To find out, I went to the Moloney funeral home in Port Jefferson Station and spoke with co-owner Peter Moloney, whose grandfather James Moloney founded the business in 1935.

"Have you been talking with my doctor?" I asked Peter. "If so, I want a second opinion."

"No," he said. "But we do market research. You must be on our mailing list because you're over 50."

"Baby boomers are living longer these days," I noted, adding that I'm 58. "You may have to wait a long time to get business from me."

"That's OK," replied Peter, who's 47. "But the older we get, the more we have these occurrences. I always kid my doctor friends. I say, 'I bury your mistakes.' One doctor didn't like that. His wife had to come between us. Sometimes people are too serious. You have to be able to laugh at yourself a little."

That goes for Peter, who is often the butt of jokes when he addresses senior groups. He told me, "I've been introduced by the president of the club, who will say, 'Guess who we have with us today. A funeral director!' And the members will go, 'Oh, come on!' I'll say, 'You really don't like me, do you?' And they'll say, 'No, we don't like you.' It goes with the territory. But we always end up having some laughs."

The laughs began when Peter and his seven siblings were young and lived above one of the funeral homes. Their father, Dan Moloney, who had taken over the business, would tell the kids not to make noise while a wake was going on.

"He'd tell us to stop running around," Peter remembered. "After calling hours, we'd go downstairs. My father would say, 'Who's touching the hands?' He was talking about the deceased. Of course, we would deny it."
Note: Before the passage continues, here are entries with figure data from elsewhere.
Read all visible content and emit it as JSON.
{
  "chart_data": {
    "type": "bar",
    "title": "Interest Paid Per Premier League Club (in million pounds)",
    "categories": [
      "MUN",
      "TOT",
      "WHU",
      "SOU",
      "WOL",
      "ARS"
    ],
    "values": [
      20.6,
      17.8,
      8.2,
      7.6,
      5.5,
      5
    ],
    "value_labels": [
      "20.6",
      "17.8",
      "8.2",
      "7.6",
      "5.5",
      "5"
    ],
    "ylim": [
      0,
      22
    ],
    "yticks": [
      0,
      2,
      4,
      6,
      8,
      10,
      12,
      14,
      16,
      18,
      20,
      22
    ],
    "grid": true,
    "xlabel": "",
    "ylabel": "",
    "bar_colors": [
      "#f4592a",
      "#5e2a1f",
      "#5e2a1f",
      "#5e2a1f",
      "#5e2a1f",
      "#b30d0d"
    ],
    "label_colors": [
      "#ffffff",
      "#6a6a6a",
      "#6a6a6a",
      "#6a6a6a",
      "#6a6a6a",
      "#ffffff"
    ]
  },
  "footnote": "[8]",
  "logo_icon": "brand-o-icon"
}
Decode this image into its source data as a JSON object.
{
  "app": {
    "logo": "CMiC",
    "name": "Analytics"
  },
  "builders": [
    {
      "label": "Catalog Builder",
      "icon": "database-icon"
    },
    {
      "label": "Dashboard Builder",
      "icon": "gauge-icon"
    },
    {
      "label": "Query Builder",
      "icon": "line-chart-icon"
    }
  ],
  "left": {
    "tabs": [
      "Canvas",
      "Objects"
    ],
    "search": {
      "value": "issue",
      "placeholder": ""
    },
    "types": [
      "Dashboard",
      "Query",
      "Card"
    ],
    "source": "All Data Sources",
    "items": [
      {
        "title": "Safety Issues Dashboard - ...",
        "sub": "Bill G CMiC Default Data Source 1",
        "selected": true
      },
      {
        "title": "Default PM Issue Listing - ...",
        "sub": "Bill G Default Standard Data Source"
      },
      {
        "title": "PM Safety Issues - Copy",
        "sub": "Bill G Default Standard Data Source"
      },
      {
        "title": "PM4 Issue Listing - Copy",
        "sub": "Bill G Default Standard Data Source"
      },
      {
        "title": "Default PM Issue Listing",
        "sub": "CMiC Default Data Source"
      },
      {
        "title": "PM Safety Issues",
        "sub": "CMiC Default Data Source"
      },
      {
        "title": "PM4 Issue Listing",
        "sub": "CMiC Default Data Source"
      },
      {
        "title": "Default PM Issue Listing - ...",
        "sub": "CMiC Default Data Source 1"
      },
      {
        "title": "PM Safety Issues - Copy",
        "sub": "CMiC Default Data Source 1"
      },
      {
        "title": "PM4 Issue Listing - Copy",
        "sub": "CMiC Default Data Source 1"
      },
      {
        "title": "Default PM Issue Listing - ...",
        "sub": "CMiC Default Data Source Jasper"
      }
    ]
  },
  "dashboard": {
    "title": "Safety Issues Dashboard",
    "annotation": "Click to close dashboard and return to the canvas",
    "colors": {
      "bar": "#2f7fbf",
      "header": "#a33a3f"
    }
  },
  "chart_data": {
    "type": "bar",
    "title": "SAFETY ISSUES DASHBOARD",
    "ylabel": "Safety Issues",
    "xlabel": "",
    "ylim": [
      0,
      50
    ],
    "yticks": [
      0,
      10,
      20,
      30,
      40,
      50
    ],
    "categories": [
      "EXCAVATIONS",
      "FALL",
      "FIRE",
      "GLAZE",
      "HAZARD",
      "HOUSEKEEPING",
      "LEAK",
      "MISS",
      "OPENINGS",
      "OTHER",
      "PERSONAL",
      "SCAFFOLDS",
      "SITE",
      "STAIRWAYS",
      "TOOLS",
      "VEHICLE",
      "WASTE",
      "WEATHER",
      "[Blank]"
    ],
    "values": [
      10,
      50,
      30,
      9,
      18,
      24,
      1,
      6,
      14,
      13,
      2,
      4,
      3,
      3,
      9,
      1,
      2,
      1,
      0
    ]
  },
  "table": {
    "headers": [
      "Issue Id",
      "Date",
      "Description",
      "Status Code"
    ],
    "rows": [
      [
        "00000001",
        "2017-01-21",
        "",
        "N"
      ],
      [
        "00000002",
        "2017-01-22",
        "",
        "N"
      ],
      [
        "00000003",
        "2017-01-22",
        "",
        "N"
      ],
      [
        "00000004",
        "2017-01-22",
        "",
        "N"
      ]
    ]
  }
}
When Dan Moloney died, in 2001, Peter recalled, "We had a Jesse James carriage drawn by two white horses and paraded him all over Ronkonkoma. He once told me, 'Spend as much as you can on my funeral. And get a third limo for all my girlfriends.' He was a character."

Peter, a chip off the old block, said he told his wife, "I want my funeral at four in the morning so I can inconvenience everybody one last time."

He doesn't think he'll have a horse-drawn carriage, but a customer could order one. "We've had motorcycle funerals," Peter said. "We've also had slot machines at the funeral home at the request of people who liked to gamble. One guy who loved to buy ice cream for his grandchildren wanted an ice cream truck. We had it in the parking lot so everyone could have ice cream."

"Here's my wish," I said. "I'd like an open casket, but I want my feet showing so everybody could say how good I looked."

"OK," said Peter, who recalled the "cantankerous little old lady" who was insulted when she received a brochure in the mail. "I told her, 'If you use Moloney's, you'll make it to heaven a little faster.' She laughed like hell and made an appointment."

When I told Peter I plan to be buried in my hometown of Stamford, Conn., he said, "We'll ship you up there." But, he added, not in a horse-drawn carriage.

"You'd get a ticket on the Long Island Expressway," Peter said.

I smiled and replied, "Over my dead body."